2.12 – The guardian

20h40 GMT Georgetown Washington DC« Bonjour Dieu, c’est moi, Bud Roberts ; vous allez penser que je viens vous parler seulement quand ça ne va pas mais j’ai un problème en ce moment ; je passe un examen final dans 5 heures et je n’ai pas du tout travaillé… si vous pouvez faire quelque chose pour moi…

Bud, agenouillé devant l’autel de l’église, dans la pénombre, s’interrompt dans sa prière en entendant un hélicoptère au-dessus de sa tête.
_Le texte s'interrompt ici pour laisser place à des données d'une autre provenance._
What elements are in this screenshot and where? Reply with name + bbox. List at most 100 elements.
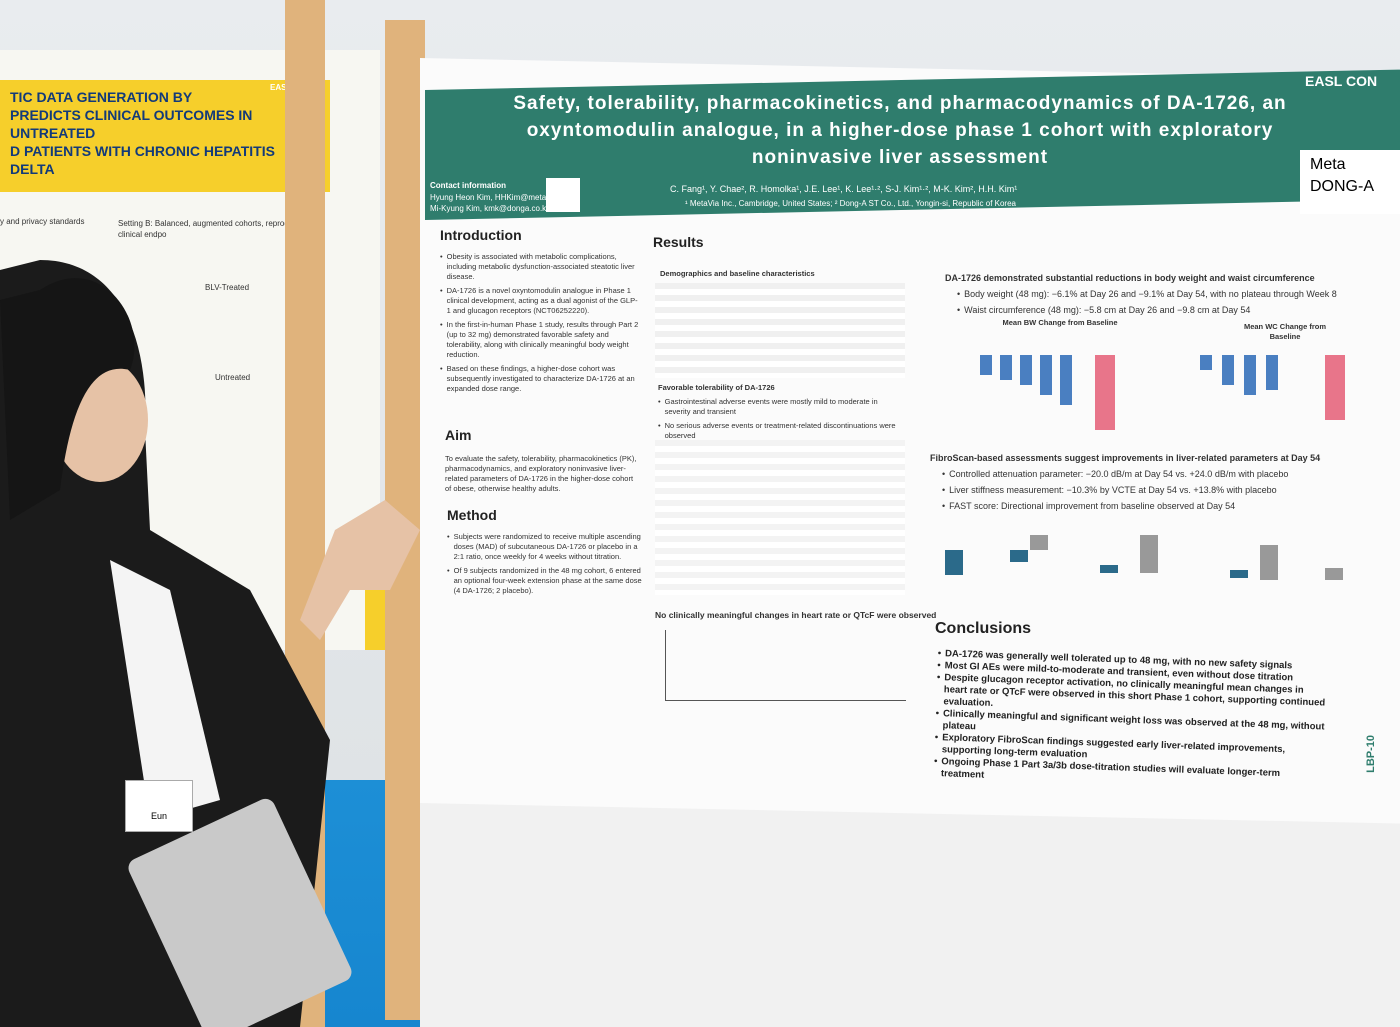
subheading: Favorable tolerability of DA-1726 <box>658 383 775 392</box>
bullet-item: • Liver stiffness measurement: −10.3% by … <box>942 484 1370 496</box>
left-logo: EASL <box>270 83 292 92</box>
left-section: y and privacy standards <box>0 217 85 226</box>
bullet-item-text: Body weight (48 mg): −6.1% at Day 26 and… <box>964 289 1337 299</box>
bar-charts <box>980 355 1345 430</box>
title-line-text: D PATIENTS WITH CHRONIC HEPATITIS DELTA <box>10 143 275 177</box>
logo: DONG-A <box>1310 178 1374 195</box>
left-poster-title: TIC DATA GENERATION BY PREDICTS CLINICAL … <box>0 80 330 192</box>
bullet: • <box>934 731 939 744</box>
panel-label: BLV-Treated <box>205 283 250 292</box>
bullet: • <box>957 289 961 299</box>
bullet: • <box>942 469 946 479</box>
bullet-item: • Waist circumference (48 mg): −5.8 cm at… <box>957 304 1375 316</box>
conclusions-list: • DA-1726 was generally well tolerated up… <box>933 648 1327 794</box>
logo: Meta <box>1310 156 1346 173</box>
authors: C. Fang¹, Y. Chae², R. Homolka¹, J.E. Le… <box>670 184 1018 194</box>
contact-line-text: Hyung Heon Kim, HHKim@metaviatx.com <box>430 193 580 202</box>
aim-text: To evaluate the safety, tolerability, ph… <box>445 454 637 493</box>
results: Results <box>653 234 704 250</box>
bullet-item-text: Waist circumference (48 mg): −5.8 cm at … <box>964 305 1251 315</box>
presenter <box>0 260 420 1027</box>
chart-title: Mean WC Change from Baseline <box>1243 322 1327 341</box>
bullet-item: • Obesity is associated with metabolic co… <box>440 252 640 282</box>
conclusions: Conclusions <box>935 620 1031 638</box>
bullet: • <box>935 707 940 720</box>
bullet-item: • Gastrointestinal adverse events were mo… <box>658 397 898 417</box>
chart-placeholder <box>665 630 906 701</box>
bullet-item: • Of 9 subjects randomized in the 48 mg c… <box>447 566 642 596</box>
panel-label: Untreated <box>215 373 251 382</box>
bullet-item: • Based on these findings, a higher-dose … <box>440 364 640 394</box>
fibroscan: FibroScan-based assessments suggest impr… <box>930 452 1370 516</box>
bullet: • <box>440 320 443 329</box>
left-section: Setting B: Balanced, augmented cohorts, … <box>118 219 308 239</box>
table <box>655 283 905 378</box>
weight: DA-1726 demonstrated substantial reducti… <box>945 272 1375 320</box>
bullet-item-text: Gastrointestinal adverse events were mos… <box>664 397 878 416</box>
bullet: • <box>937 659 941 672</box>
logo: EASL CON <box>1305 73 1378 89</box>
bullet-item-text: Liver stiffness measurement: −10.3% by V… <box>949 485 1277 495</box>
bullet: • <box>440 252 443 261</box>
bullet-item-text: Controlled attenuation parameter: −20.0 … <box>949 469 1289 479</box>
bullet: • <box>658 397 661 406</box>
poster-title: Safety, tolerability, pharmacokinetics, … <box>513 93 1287 168</box>
heading: Conclusions <box>935 620 1032 637</box>
bullet-item-text: Of 9 subjects randomized in the 48 mg co… <box>453 566 642 595</box>
bullet-item: • In the first-in-human Phase 1 study, re… <box>440 320 640 360</box>
bullet-item: • FAST score: Directional improvement fro… <box>942 500 1370 512</box>
table <box>655 440 905 595</box>
title-line: TIC DATA GENERATION BY <box>10 88 320 106</box>
heading: Introduction <box>440 227 522 243</box>
contact-line: Hyung Heon Kim, HHKim@metaviatx.com <box>430 192 580 203</box>
bullet-item: • Body weight (48 mg): −6.1% at Day 26 an… <box>957 288 1375 300</box>
contact-line-text: Mi-Kyung Kim, kmk@donga.co.kr <box>430 204 549 213</box>
poster-code: LBP-10 <box>1365 735 1377 773</box>
aim: Aim To evaluate the safety, tolerability,… <box>445 427 640 498</box>
title-line-text: PREDICTS CLINICAL OUTCOMES IN UNTREATED <box>10 107 253 141</box>
affiliations: ¹ MetaVia Inc., Cambridge, United States… <box>685 199 1016 208</box>
heading: Results <box>653 234 704 250</box>
title-line-text: TIC DATA GENERATION BY <box>10 89 193 105</box>
bullet: • <box>937 648 942 660</box>
board-panel <box>420 800 1400 1027</box>
subheading: FibroScan-based assessments suggest impr… <box>930 453 1321 463</box>
bullet: • <box>447 566 450 575</box>
introduction: Introduction • Obesity is associated with … <box>440 227 640 398</box>
chart-title: Mean BW Change from Baseline <box>1002 318 1118 327</box>
contact-heading: Contact information <box>430 181 506 190</box>
bullet: • <box>447 532 450 541</box>
bullet: • <box>440 364 443 373</box>
fibroscan-charts <box>945 535 1343 580</box>
bullet: • <box>936 671 941 684</box>
bullet-item: • No serious adverse events or treatment-… <box>658 421 898 441</box>
name-badge: Eun <box>125 780 193 832</box>
heading: Aim <box>445 427 472 443</box>
bullet-item-text: In the first-in-human Phase 1 study, res… <box>446 320 639 359</box>
bullet: • <box>942 501 946 511</box>
bullet: • <box>957 305 961 315</box>
title-line: D PATIENTS WITH CHRONIC HEPATITIS DELTA <box>10 142 320 178</box>
contact-line: Mi-Kyung Kim, kmk@donga.co.kr <box>430 203 580 214</box>
bullet-item: • Subjects were randomized to receive mul… <box>447 532 642 562</box>
title-line: PREDICTS CLINICAL OUTCOMES IN UNTREATED <box>10 106 320 142</box>
logo-box: Meta DONG-A <box>1300 150 1400 214</box>
bullet-item-text: Based on these findings, a higher-dose c… <box>446 364 635 393</box>
bullet-item: • DA-1726 is a novel oxyntomodulin analog… <box>440 286 640 316</box>
heading: Method <box>447 507 497 523</box>
qr-code <box>546 178 580 212</box>
bullet-item: • Controlled attenuation parameter: −20.0… <box>942 468 1370 480</box>
bullet-item-text: Subjects were randomized to receive mult… <box>453 532 641 561</box>
bullet-item-text: DA-1726 is a novel oxyntomodulin analogu… <box>446 286 638 315</box>
contact: Hyung Heon Kim, HHKim@metaviatx.com Mi-Ky… <box>430 192 580 214</box>
subheading: DA-1726 demonstrated substantial reducti… <box>945 273 1315 283</box>
bullet: • <box>658 421 661 430</box>
bullet: • <box>933 755 938 768</box>
tolerability: Favorable tolerability of DA-1726 • Gastro… <box>658 383 898 445</box>
bullet-item-text: No serious adverse events or treatment-r… <box>664 421 896 440</box>
bullet-item-text: Obesity is associated with metabolic com… <box>446 252 635 281</box>
subheading: Demographics and baseline characteristic… <box>660 269 815 278</box>
bullet: • <box>942 485 946 495</box>
bullet: • <box>440 286 443 295</box>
Un homme affolé se réfugie précipitamment à l’intérieur, armé d’un pistolet, il se parle à lui-même : « il fallait que je le tue…, je ne pouvais pas faire autrement….Attention ! Couchez-vous !… » et il découvre Bud.

Au Jag, Harm debout dans son bureau parle à voix haute : « Je vous rappelle qu’un doute raisonnable est un doute bien fondé… » et Mac qui passe devant, s’arrête et rit

– Des théories non fondées comme celle-ci n’ont pas de place dans votre plaidoirie, croyez-moi ! Vous allez devoir chercher votre argumentation ailleurs, Harm !
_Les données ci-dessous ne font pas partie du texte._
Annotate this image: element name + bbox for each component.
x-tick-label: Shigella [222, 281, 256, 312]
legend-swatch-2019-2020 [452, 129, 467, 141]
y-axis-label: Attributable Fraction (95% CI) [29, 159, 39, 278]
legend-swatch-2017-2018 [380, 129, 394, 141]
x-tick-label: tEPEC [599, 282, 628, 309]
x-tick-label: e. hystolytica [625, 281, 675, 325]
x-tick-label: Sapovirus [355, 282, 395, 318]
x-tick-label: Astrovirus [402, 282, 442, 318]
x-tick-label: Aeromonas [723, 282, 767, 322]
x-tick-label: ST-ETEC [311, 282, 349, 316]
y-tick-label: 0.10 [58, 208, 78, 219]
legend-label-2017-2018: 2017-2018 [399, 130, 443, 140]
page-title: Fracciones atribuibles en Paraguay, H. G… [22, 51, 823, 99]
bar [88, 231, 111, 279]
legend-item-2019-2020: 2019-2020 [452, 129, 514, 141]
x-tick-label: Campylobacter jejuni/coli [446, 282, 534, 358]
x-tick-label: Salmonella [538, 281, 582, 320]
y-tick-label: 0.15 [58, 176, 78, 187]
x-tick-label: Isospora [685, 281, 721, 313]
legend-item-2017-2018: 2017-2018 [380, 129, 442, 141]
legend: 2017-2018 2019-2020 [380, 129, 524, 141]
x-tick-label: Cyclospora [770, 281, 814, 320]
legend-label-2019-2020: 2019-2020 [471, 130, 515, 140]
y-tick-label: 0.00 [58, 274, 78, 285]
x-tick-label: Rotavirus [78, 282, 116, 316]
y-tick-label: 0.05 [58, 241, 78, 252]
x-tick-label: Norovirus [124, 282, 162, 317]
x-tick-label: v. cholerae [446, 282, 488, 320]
– Asseyez-vous, j’ai besoin d’un auditoire…

– Merci, je viens juste de terminer ma sieste, Harm !

C’est alors que Harm reçoit un appel de Bud :

– Je suis retenu à l’intérieur de l’Eglise Notre Dame des Anges ; la personne en question est armée, je lui ai dit que j’allais demander de l’aide au Quartier Général ; non, je ne suis pas menacé ; nous sommes complètement cernés ; on n’est que deux à l’intérieur mais dehors ils ne doivent pas savoir combien on est !

A l’extérieur, de très nombreuses voitures de police et les forces spéciales se sont mises en place : un responsable organise le siège de l’église quand Harm et Mac déboulent, ils cherchent celui qui organise la traque.
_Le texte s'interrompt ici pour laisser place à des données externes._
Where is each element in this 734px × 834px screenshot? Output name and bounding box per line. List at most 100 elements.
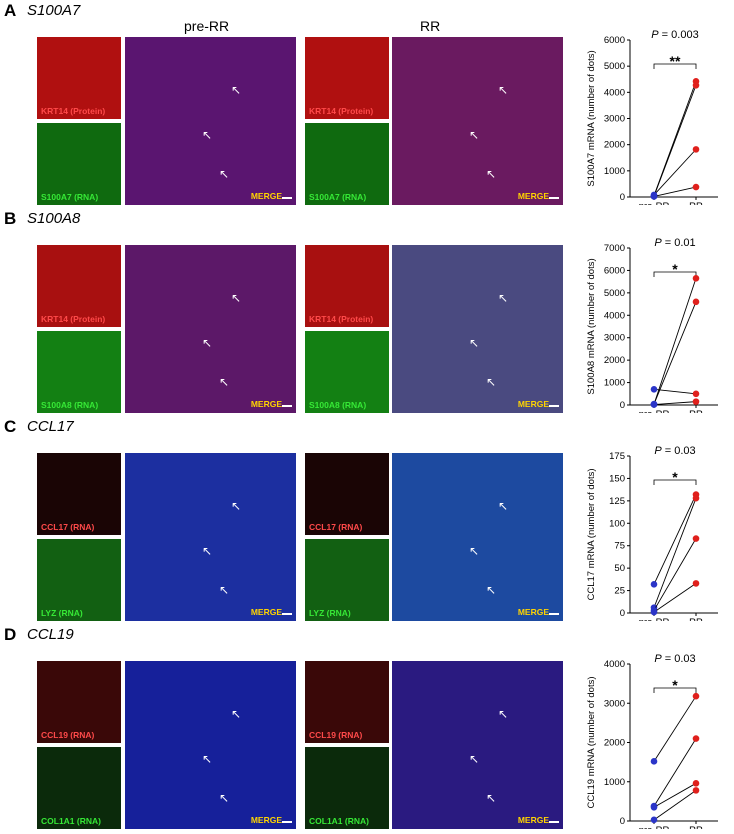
scale-bar [282, 197, 292, 199]
panel-letter: C [4, 417, 17, 436]
scatter-chart: 0 1000 2000 3000 4000 5000 6000 pre-RR RR S100A7 … [586, 29, 718, 205]
y-tick-label: 125 [609, 496, 625, 507]
x-tick-label: pre-RR [639, 825, 670, 829]
micro-post-top: CCL17 (RNA) [305, 453, 389, 535]
scatter-chart: 0 1000 2000 3000 4000 5000 6000 7000 pre-RR RR S10… [586, 237, 718, 413]
merge-label: MERGE [517, 815, 549, 825]
p-symbol: P [654, 653, 662, 665]
arrow-icon: ↖ [486, 375, 497, 390]
micro-pre-top: KRT14 (Protein) [37, 245, 121, 327]
micro-pre-merge: MERGE ↖ ↖ ↖ [125, 245, 296, 413]
y-tick-label: 1000 [604, 378, 625, 389]
point-rr [692, 580, 700, 587]
p-value-label: P = 0.03 [654, 445, 695, 457]
arrow-icon: ↖ [219, 375, 230, 390]
marker-label-top: CCL19 (RNA) [309, 730, 363, 740]
marker-label-top: CCL17 (RNA) [41, 522, 95, 532]
y-tick-label: 2000 [604, 355, 625, 366]
marker-label-top: KRT14 (Protein) [309, 106, 374, 116]
arrow-icon: ↖ [498, 291, 509, 306]
micro-pre-bottom: COL1A1 (RNA) [37, 747, 121, 829]
merge-label: MERGE [517, 399, 549, 409]
micro-pre-merge: MERGE ↖ ↖ ↖ [125, 453, 296, 621]
point-rr [692, 398, 700, 405]
p-value-label: P = 0.003 [651, 29, 698, 41]
y-axis-label: S100A8 mRNA (number of dots) [586, 258, 597, 394]
y-tick-label: 4000 [604, 87, 625, 98]
scale-bar [549, 405, 559, 407]
p-symbol: P [651, 29, 659, 41]
point-rr [692, 298, 700, 306]
condition-header-pre: pre-RR [184, 18, 230, 34]
marker-label-top: CCL19 (RNA) [41, 730, 95, 740]
pair-line [653, 401, 697, 406]
marker-label-bottom: S100A8 (RNA) [41, 400, 99, 410]
y-tick-label: 25 [614, 586, 625, 597]
micro-pre-top: KRT14 (Protein) [37, 37, 121, 119]
arrow-icon: ↖ [486, 583, 497, 598]
y-tick-label: 5000 [604, 61, 625, 72]
arrow-icon: ↖ [201, 128, 212, 143]
y-tick-label: 0 [620, 608, 625, 619]
scatter-chart: 0 1000 2000 3000 4000 pre-RR RR CCL19 mRNA (num… [586, 653, 718, 829]
scale-bar [282, 613, 292, 615]
merge-label: MERGE [517, 607, 549, 617]
y-tick-label: 6000 [604, 265, 625, 276]
point-pre-rr [650, 580, 658, 588]
panel-letter: D [4, 625, 17, 644]
pair-line [653, 498, 697, 608]
y-tick-label: 150 [609, 473, 625, 484]
scale-bar [549, 821, 559, 823]
merge-label: MERGE [250, 815, 282, 825]
micro-pre-bottom: S100A7 (RNA) [37, 123, 121, 205]
micro-post-top: KRT14 (Protein) [305, 37, 389, 119]
y-tick-label: 7000 [604, 243, 625, 254]
panel-letter: B [4, 209, 17, 228]
arrow-icon: ↖ [498, 83, 509, 98]
pair-line [653, 695, 697, 762]
arrow-icon: ↖ [468, 752, 479, 767]
arrow-icon: ↖ [486, 167, 497, 182]
micro-pre-merge: MERGE ↖ ↖ ↖ [125, 37, 296, 205]
point-rr [692, 535, 700, 542]
pair-line [653, 301, 697, 405]
condition-header-post: RR [420, 18, 441, 34]
marker-label-bottom: COL1A1 (RNA) [309, 816, 369, 826]
y-tick-label: 1000 [604, 166, 625, 177]
gene-title: S100A8 [27, 210, 81, 227]
point-rr [692, 735, 700, 742]
micro-post-merge: MERGE ↖ ↖ ↖ [392, 245, 563, 413]
panel-letter: A [4, 1, 17, 20]
x-tick-label: RR [689, 409, 703, 413]
arrow-icon: ↖ [486, 791, 497, 806]
micro-post-merge: MERGE ↖ ↖ ↖ [392, 37, 563, 205]
marker-label-bottom: S100A7 (RNA) [309, 192, 367, 202]
pair-line [653, 782, 697, 808]
gene-title: S100A7 [27, 2, 81, 19]
arrow-icon: ↖ [498, 499, 509, 514]
scatter-chart: 0 25 50 75 100 125 150 175 pre-RR RR CCL17 mRNA (n… [586, 445, 718, 621]
significance-stars: ** [670, 53, 681, 69]
point-rr [692, 274, 700, 282]
micro-pre-top: CCL17 (RNA) [37, 453, 121, 535]
point-rr [692, 692, 700, 700]
micro-post-bottom: S100A8 (RNA) [305, 331, 389, 413]
arrow-icon: ↖ [231, 499, 242, 514]
point-pre-rr [650, 816, 658, 824]
point-rr [692, 146, 700, 153]
micro-post-top: KRT14 (Protein) [305, 245, 389, 327]
marker-label-bottom: S100A8 (RNA) [309, 400, 367, 410]
micro-post-bottom: LYZ (RNA) [305, 539, 389, 621]
arrow-icon: ↖ [468, 128, 479, 143]
significance-stars: * [672, 261, 678, 277]
x-tick-label: RR [689, 825, 703, 829]
pair-line [653, 278, 697, 405]
pair-line [653, 85, 697, 197]
p-value: = 0.01 [662, 237, 696, 249]
pair-line [653, 186, 697, 197]
arrow-icon: ↖ [231, 83, 242, 98]
marker-label-bottom: S100A7 (RNA) [41, 192, 99, 202]
p-symbol: P [654, 237, 662, 249]
arrow-icon: ↖ [201, 752, 212, 767]
y-axis-label: CCL17 mRNA (number of dots) [586, 469, 597, 601]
Harm lui annonce qu’il est en contact avec quelqu’un à l’intérieur ; dans les arbres proches des tireurs d’élite se positionnent. Son équipier, Bud Roberts a un pistolet pointé sur lui. On les informe qu’ils ne décrochent pas le téléphone ; le Lieutenant parlait de façon sibylline, ce sont ses mots qui lui ont fait penser qu’il s’agissait d’un militaire.

Le responsable les informe qu’il s’agirait d’un sans-abri, qu’on soupçonne d’avoir abattu quatre personnes dans un magasin du quartier et d’avoir quitté les lieux avec une arme ; il s’est enfermé dans cette église avec un otage apparemment. Il veut le numéro du portable de Bud ; Harm temporise ; il vaut mieux que ce soit lui qui appelle, le déséquilibré semble avoir du respect pour l’uniforme.

Harm appelle « décrochez, Bud ! » A l’intérieur Bud demande s’il peut décrocher ; Harm est dehors, il a revêtu un gilet pare-balles ; enfin il décroche : oui, ils vont bien, peut-il s’approcher de la fenêtre près de la porte ? Bud demande à l’homme qui donne son accord.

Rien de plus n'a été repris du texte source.